Resident Lanier Bowman simply asked Atkins, “What you think about what (Perros) said to Joyce Collins?”

Atkins began to respond, and said he personally went to Collins to discuss it. “I didn’t ask you that, I said what do you think about what he said to Joyce Collins? Do you think it’s wrong?” she asked.

Atkins said yes, “I think it’s inappropriate.” Bowman then went down the row of commissioners, asking, “Do you think it was wrong? Do you?” They all nodded or said “yes.”

“Well he needs to go, simple as that,” she said, to applause.

Resident Michael Mingey said as much as people are saying the whole incident is based on race, he thinks it’s more about professionalism. Mingey, who is Asian, doesn’t agree with recent assertions that some in the black community have made about not seeing anyone who looks like them working in city hall.

“You can’t just walk into a building and say there’s no black people in here, or there’s no Asian people in here …” Mingey said. Some in the crowd spoke out; “He just doesn’t get it,” one person said.

Elaine Wilson-Reddy told the crowd that for full disclosure, “I’m married to Commissioner (Kevin) Caudill,” before she began. She said according to the city’s personnel policy, “prohibited conduct by city policy includes but is not limited to innuendo, jokes, disparaging remarks.” She said the policy also defines “retaliation as conduct that dissuades a reasonable worker from making or supporting a charge or complaint of harrassment or discrimination, and it is prohibited.”

Wilson-Reddy then listed many of the comments Perros is alleged to have made. “‘You can’t be the new Joyce because you don’t wear wigs and your skin’s not as dark as hers. These are the city’s cafeteria girls. She’s not wearing socks …’”

Then, she said another city employee had given her permission to use another comment, as long as her name wasn’t used.

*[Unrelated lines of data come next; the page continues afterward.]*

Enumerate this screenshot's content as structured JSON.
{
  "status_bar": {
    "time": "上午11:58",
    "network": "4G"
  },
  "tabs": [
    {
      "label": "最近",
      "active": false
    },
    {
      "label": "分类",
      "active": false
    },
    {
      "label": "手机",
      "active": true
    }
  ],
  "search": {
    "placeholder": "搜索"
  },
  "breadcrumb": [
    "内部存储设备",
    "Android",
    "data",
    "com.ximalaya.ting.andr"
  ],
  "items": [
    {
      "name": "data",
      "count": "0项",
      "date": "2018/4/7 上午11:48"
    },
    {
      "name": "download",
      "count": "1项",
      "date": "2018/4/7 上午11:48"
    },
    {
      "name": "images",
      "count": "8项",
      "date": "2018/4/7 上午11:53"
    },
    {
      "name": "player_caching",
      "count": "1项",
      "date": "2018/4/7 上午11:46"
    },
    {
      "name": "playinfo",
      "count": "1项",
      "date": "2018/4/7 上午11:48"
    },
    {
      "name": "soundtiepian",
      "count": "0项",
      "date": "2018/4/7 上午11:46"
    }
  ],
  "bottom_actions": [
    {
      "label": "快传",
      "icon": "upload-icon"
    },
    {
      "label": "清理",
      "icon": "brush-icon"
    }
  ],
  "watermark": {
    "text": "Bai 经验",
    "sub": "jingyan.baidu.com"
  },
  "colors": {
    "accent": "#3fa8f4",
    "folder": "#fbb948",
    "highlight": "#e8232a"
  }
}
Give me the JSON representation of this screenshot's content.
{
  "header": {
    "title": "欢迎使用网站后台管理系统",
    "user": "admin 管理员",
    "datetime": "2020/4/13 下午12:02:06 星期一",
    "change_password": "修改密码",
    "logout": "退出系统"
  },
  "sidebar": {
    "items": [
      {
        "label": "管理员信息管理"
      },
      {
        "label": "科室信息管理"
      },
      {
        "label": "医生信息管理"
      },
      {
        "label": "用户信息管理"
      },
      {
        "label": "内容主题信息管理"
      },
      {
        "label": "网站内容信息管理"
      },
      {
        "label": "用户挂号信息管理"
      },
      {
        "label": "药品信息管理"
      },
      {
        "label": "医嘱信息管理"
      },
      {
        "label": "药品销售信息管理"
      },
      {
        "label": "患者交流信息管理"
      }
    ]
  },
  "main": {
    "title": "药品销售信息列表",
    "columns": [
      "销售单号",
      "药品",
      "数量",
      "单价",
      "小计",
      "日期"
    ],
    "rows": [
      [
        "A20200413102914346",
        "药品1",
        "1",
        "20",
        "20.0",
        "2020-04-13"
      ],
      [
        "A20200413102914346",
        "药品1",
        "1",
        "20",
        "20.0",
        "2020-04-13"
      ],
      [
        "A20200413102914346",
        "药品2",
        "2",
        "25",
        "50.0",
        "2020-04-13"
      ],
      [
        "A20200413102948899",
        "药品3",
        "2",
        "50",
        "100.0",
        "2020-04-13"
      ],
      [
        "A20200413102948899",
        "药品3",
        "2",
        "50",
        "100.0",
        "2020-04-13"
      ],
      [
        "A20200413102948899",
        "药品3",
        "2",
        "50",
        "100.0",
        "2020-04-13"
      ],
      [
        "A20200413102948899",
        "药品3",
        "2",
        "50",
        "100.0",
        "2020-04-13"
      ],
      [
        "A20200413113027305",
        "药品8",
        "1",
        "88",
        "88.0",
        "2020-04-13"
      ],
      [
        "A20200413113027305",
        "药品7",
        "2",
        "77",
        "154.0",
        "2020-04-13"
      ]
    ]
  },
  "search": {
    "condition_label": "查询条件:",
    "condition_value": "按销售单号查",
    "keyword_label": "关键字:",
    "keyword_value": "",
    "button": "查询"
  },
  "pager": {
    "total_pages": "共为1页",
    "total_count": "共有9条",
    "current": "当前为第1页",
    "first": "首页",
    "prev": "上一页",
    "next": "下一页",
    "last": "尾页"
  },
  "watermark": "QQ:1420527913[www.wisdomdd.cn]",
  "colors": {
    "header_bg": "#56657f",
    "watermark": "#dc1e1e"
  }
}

“‘I hear so-and-so has her panties in a wad again; she won’t get a raise as long as I’m here,’” Wilson-Reddy said. “These comments by MIke Perros to women about women, to some city employees or professionals who have a relationship with this city, are comments in a pattern of behavior that creates a toxic culture for female employees in city hall. These are the comments we know about.”

She then called the commission out for deeming that Perros was speaking as a private citizen in the Collins incident.

“You all, by your silence, have told city employees that private citizens can speak to them in demeaning ways, to make comments about their appearance or to make snide comments when they do speak out. … You all, by your silence, are complicit in allowing this.”